Lots of media outlets, including websites, newspapers, TV, and radio stations, report the local air quality index, and you can also look up your location on airnow.gov. It’s especially important to avoid exercising outdoors in unhealthy air because the effects of pollution on the body are worsened by the deep, quick breaths people take during physical exertion. It’s also best to avoid exercising near high-traffic areas in general, and particularly when the air quality is poor.
People with asthma are especially sensitive to poor air quality, says Jason Kwah, MD, a Yale Medicine allergist and immunologist. “We know that asthma is more prevalent in urban areas and in people who live near major roadways,” he says.
How infections injure your lungs
Infectious respiratory diseases, including flu, COVID-19, pneumonia, pertussis (whooping cough), RSV, and the common cold can harm the lungs. This is especially problematic because these conditions spread easily from person to person.
Most types of lung infections can be treated, but they can also be dangerous for infants, seniors, and people who have a lung disease or a weakened immune system. Fortunately, there are vaccinations (with the exception of RSV and the common cold) available for many common diseases that affect the lungs.

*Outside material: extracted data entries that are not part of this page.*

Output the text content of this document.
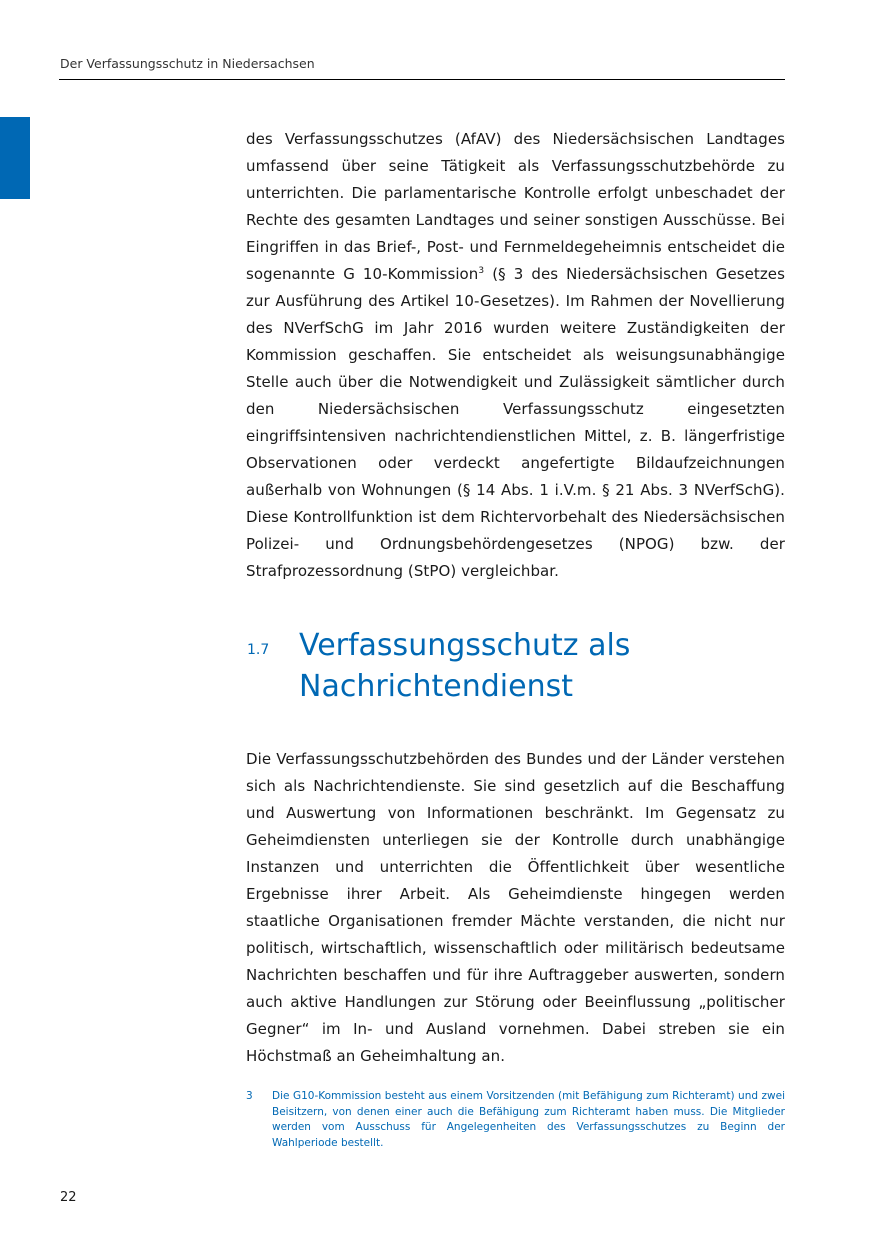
Der Verfassungsschutz in Niedersachsen

des Verfassungsschutzes (AfAV) des Niedersächsischen Landtages umfassend über seine Tätigkeit als Verfassungsschutzbehörde zu unterrichten. Die parlamentarische Kontrolle erfolgt unbeschadet der Rechte des gesamten Landtages und seiner sonstigen Ausschüsse. Bei Eingriffen in das Brief-, Post- und Fernmeldegeheimnis entscheidet die sogenannte G 10-Kommission$^3$ (§ 3 des Niedersächsischen Gesetzes zur Ausführung des Artikel 10-Gesetzes). Im Rahmen der Novellierung des NVerfSchG im Jahr 2016 wurden weitere Zuständigkeiten der Kommission geschaffen. Sie entscheidet als weisungsunabhängige Stelle auch über die Notwendigkeit und Zulässigkeit sämtlicher durch den Niedersächsischen Verfassungsschutz eingesetzten eingriffsintensiven nachrichtendienstlichen Mittel, z. B. längerfristige Observationen oder verdeckt angefertigte Bildaufzeichnungen außerhalb von Wohnungen (§ 14 Abs. 1 i.V.m. § 21 Abs. 3 NVerfSchG). Diese Kontrollfunktion ist dem Richtervorbehalt des Niedersächsischen Polizei- und Ordnungsbehördengesetzes (NPOG) bzw. der Strafprozessordnung (StPO) vergleichbar.

1.7 Verfassungsschutz als Nachrichtendienst

Die Verfassungsschutzbehörden des Bundes und der Länder verstehen sich als Nachrichtendienste. Sie sind gesetzlich auf die Beschaffung und Auswertung von Informationen beschränkt. Im Gegensatz zu Geheimdiensten unterliegen sie der Kontrolle durch unabhängige Instanzen und unterrichten die Öffentlichkeit über wesentliche Ergebnisse ihrer Arbeit. Als Geheimdienste hingegen werden staatliche Organisationen fremder Mächte verstanden, die nicht nur politisch, wirtschaftlich, wissenschaftlich oder militärisch bedeutsame Nachrichten beschaffen und für ihre Auftraggeber auswerten, sondern auch aktive Handlungen zur Störung oder Beeinflussung „politischer Gegner“ im In- und Ausland vornehmen. Dabei streben sie ein Höchstmaß an Geheimhaltung an.

3 Die G10-Kommission besteht aus einem Vorsitzenden (mit Befähigung zum Richteramt) und zwei Beisitzern, von denen einer auch die Befähigung zum Richteramt haben muss. Die Mitglieder werden vom Ausschuss für Angelegenheiten des Verfassungsschutzes zu Beginn der Wahlperiode bestellt.
22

One silver lining of the COVID-19 pandemic is how it has highlighted the importance of vaccination in general, says Geoffrey Chupp, MD, director of the Yale Center for Asthma and Airway Disease.
“Because of COVID, we have increased awareness about lung viruses—how they can affect the lungs, and the role vaccination plays in preventing these diseases,” he says. “Vaccination has been at the forefront of many people’s dinner table conversations, which is good. Public awareness is going to ultimately help people be better about taking care of their lungs.”